Things had become strained a little during our visit to Yosemite national park. The previous day, we ate some junk food and my sister even had some onion rings. But as the day wore on, she got grumpier and grumpier. Yosemite was a beautiful place, but it’s a little bit crowded for a national park. Can you imagine any park in Singapore where you have to spend a few hours in a traffic jam because the cars on the thoroughfares are crawling? Probably this was the summer break, and a lot of people were visiting. It would be easy to spot our car: it was the only one with a North Carolina car plate. Aside from us, the furthest away car plate was Texas.

We saw great marvels: snow capped mountains, winding rivers, great waterfalls and giant sequoia trees. Even the charred remains of a forest fire. Earlier on, she had been in a good enough mood to take a very scenic shot with the remains of a squirrel killed by a car in the foreground. But by the time we visited the sequoia trees in the afternoon I had to bite my teeth as she lashed out at me at letting her do all the driving. It turned out that she had fallen sick, and had the flu. Well it was dumb of me not to notice, but she never mentioned it to me either. Women are like that, they expect you to know everything.

It was just as well I had let her do all the driving up till then, because from then on until the end of the journey, I was behind the wheel.
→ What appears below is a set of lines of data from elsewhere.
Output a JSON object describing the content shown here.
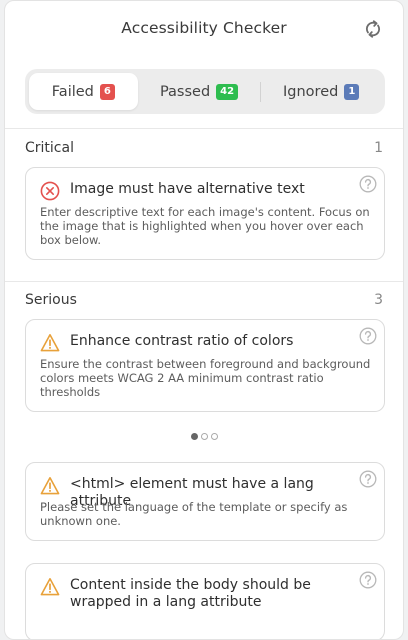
{
  "header": {
    "title": "Accessibility Checker",
    "refresh_icon": "refresh-icon"
  },
  "tabs": [
    {
      "label": "Failed",
      "count": "6",
      "badge_color": "#e4514e"
    },
    {
      "label": "Passed",
      "count": "42",
      "badge_color": "#2ebd4f"
    },
    {
      "label": "Ignored",
      "count": "1",
      "badge_color": "#5b7bb8"
    }
  ],
  "sections": [
    {
      "title": "Critical",
      "count": "1",
      "issues": [
        {
          "title": "Image must have alternative text",
          "description": "Enter descriptive text for each image's content. Focus on the image that is highlighted when you hover over each box below.",
          "icon": "error-circle-icon"
        }
      ]
    },
    {
      "title": "Serious",
      "count": "3",
      "issues": [
        {
          "title": "Enhance contrast ratio of colors",
          "description": "Ensure the contrast between foreground and background colors meets WCAG 2 AA minimum contrast ratio thresholds",
          "icon": "warning-icon"
        },
        {
          "title": "<html> element must have a lang attribute",
          "description": "Please set the language of the template or specify as unknown one.",
          "icon": "warning-icon"
        },
        {
          "title": "Content inside the body should be wrapped in a lang attribute",
          "description": "",
          "icon": "warning-icon"
        }
      ]
    }
  ],
  "pager": {
    "pages": 3,
    "active": 1
  },
  "colors": {
    "critical": "#e4514e",
    "serious": "#e8a13a",
    "help": "#b8b8b8"
  }
}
We took a long and winding road out of Yosemite, and because I was driving the car so slowly, I often found myself at the head of an increasingly long convoy. Those roads are 1 lane in each direction, but there are places, like a bus bay, where they allow you to drive off the road, and allow those people behind you to pass first. It’s the opposite of overtaking. We drove through the rustic parts of California for ages before we came to the main highway.

We stopped at a fast food joint for dinner (where else?) Then we continued on our way. It was dark and scary. Throughout the trip, we tried to drive only during daylight, but this was the last day, so we’d thought we would keep on driving until we reached the Bay area. This is not Singapore where every highway has street lights. And even so, there were enough cars on the highway to make you nervous. I was going at more than 100 kmh, which was the standard speed everybody was going at. Luckily I was fully awake: if I had thought I would fall asleep, I would have stopped and pulled over. Finally, at a convenience store not more than half an hour from the destination, I pulled over and handed the wheel back to my sister, who would navigate the car into the Bay Area, the way a pilot guides a ship into harbour.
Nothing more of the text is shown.